Vom Einbetonieren, über die Befestigung mit Konterplatten,
bis hin zum seitlichen Verschrauben an Holzleimbindern.

Der Stehfalzanker kann sowohl als permanente wie als temporäre horizontale Anschlageinrichtung auf den entsprechenden Stehfalzdächern (z.B. Kalzip, Bemo, Interfalz etc.) montiert werden. Der Benutzer hat sich mit dem Verbindungsmittel an der Öse des Ankers anzuschlagen. 

Die Anschlageinrichtung entspricht der Norm DIN EN 795 Klasse A und B. Bei Verwendung als Außen- bzw. Zwischenanker nach DIN EN 795 Klasse C, darf die maximal auf den Stehfalzanker wirkende Kraft F-12kN nicht überschreiten.

Die AMH-Stütze besteht aus feuerverzinktem Stahlrohr und besitzt einen Edelstahlkopf für absoluten Korrosionsschutz einschließlich Befestigungs- und Abdichtungszubehör. Blitzschutz nach DIN 57 185 ist wegen der geringen Bauhöhe nicht erforderlich!

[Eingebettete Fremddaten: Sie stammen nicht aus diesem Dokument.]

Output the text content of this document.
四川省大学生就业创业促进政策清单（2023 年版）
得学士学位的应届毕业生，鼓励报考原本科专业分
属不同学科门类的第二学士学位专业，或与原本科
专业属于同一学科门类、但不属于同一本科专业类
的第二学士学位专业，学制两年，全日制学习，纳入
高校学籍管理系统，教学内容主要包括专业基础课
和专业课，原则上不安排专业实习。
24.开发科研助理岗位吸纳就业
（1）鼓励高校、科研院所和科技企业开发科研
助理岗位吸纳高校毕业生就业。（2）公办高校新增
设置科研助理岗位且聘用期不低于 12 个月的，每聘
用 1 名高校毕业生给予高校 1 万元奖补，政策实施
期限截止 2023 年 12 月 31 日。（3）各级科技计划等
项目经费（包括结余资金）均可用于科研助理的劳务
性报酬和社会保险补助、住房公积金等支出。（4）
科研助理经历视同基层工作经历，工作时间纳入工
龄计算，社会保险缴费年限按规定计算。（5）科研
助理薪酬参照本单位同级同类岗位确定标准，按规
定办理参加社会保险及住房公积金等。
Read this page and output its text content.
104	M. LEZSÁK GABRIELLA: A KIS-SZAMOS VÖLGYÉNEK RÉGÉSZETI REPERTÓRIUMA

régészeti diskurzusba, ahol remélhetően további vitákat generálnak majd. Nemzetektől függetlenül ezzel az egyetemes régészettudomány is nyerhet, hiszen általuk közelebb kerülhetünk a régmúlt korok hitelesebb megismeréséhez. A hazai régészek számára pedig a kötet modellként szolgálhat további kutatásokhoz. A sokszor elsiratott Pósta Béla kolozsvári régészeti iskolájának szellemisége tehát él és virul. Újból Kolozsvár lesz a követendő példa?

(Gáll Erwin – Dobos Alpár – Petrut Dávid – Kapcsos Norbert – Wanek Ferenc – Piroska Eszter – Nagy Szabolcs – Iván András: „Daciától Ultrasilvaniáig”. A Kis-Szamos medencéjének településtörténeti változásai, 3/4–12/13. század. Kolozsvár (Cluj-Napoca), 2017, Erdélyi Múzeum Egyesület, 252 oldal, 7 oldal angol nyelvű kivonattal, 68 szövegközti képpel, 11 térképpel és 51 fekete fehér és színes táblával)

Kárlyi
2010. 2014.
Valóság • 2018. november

Das AMH-System bietet vielfälltigste Montagemöglichkeiten. AMH- Flachdach- Absturzsicherungen unterliegen strengsten Sicherheitsbedingungen. Die Lochungen in der Fußplatte bei den Bauarten 3 und 4 entsprechen der Dübelzulassung des Institutes für Bautechnik in Berlin. Vor Einbau ist immer die Dachkonstruktion bauseits statisch zu überprüfen. Am Kopf eines Haltesystems können bis zu 7,5 kN Belastung auftreten. Die Technischen Baubestimmungen sind einzuhalten.


Die horizontale AMH-Anschlageinrichtung erlaubt freie Bewegung in Höhen (bis zur Neigung von 15°). Sie kann an den meisten Strukturen, wie Dächer, Fassaden, fahrbare Kräne etc., montiert werden. Aus Edelstahl hergestellt kann das System mit drei unterschiedlichen Gleitern (bewegliche Anschlagpunkte: CMS, CMB und CMBR) benutzt werden. Diese können an jedem Punkt des Systems ein- oder ausgehängt werden (Einzelteilauflistung).
Sie Unterliegt der jährlichen Wartung BGR/198.
Achtung:
Die maximale Belastung beträgt bei einer Person 150 kg!
Zwei Personen dürfen jeweils max. 100 kg (also zusammen 200kg) wiegen, wenn sie sich zeitgleich am System sichern! Die Montage darf ausschließlich nur durch speziell geschulte Monteure des Unternehmens erfolgen! Eindichtung und Unterkonstruktionen sind jedoch weiterhin durch ein Bedachungsunternehmen zu bewerkstelligen! Werden bei einer Prüfung Schäden festgestellt oder wurde das System duch einen Absturz belastet, darf das System erst nach Überprüfung und Freigabe durch den Hersteller, wieder genutzt werden!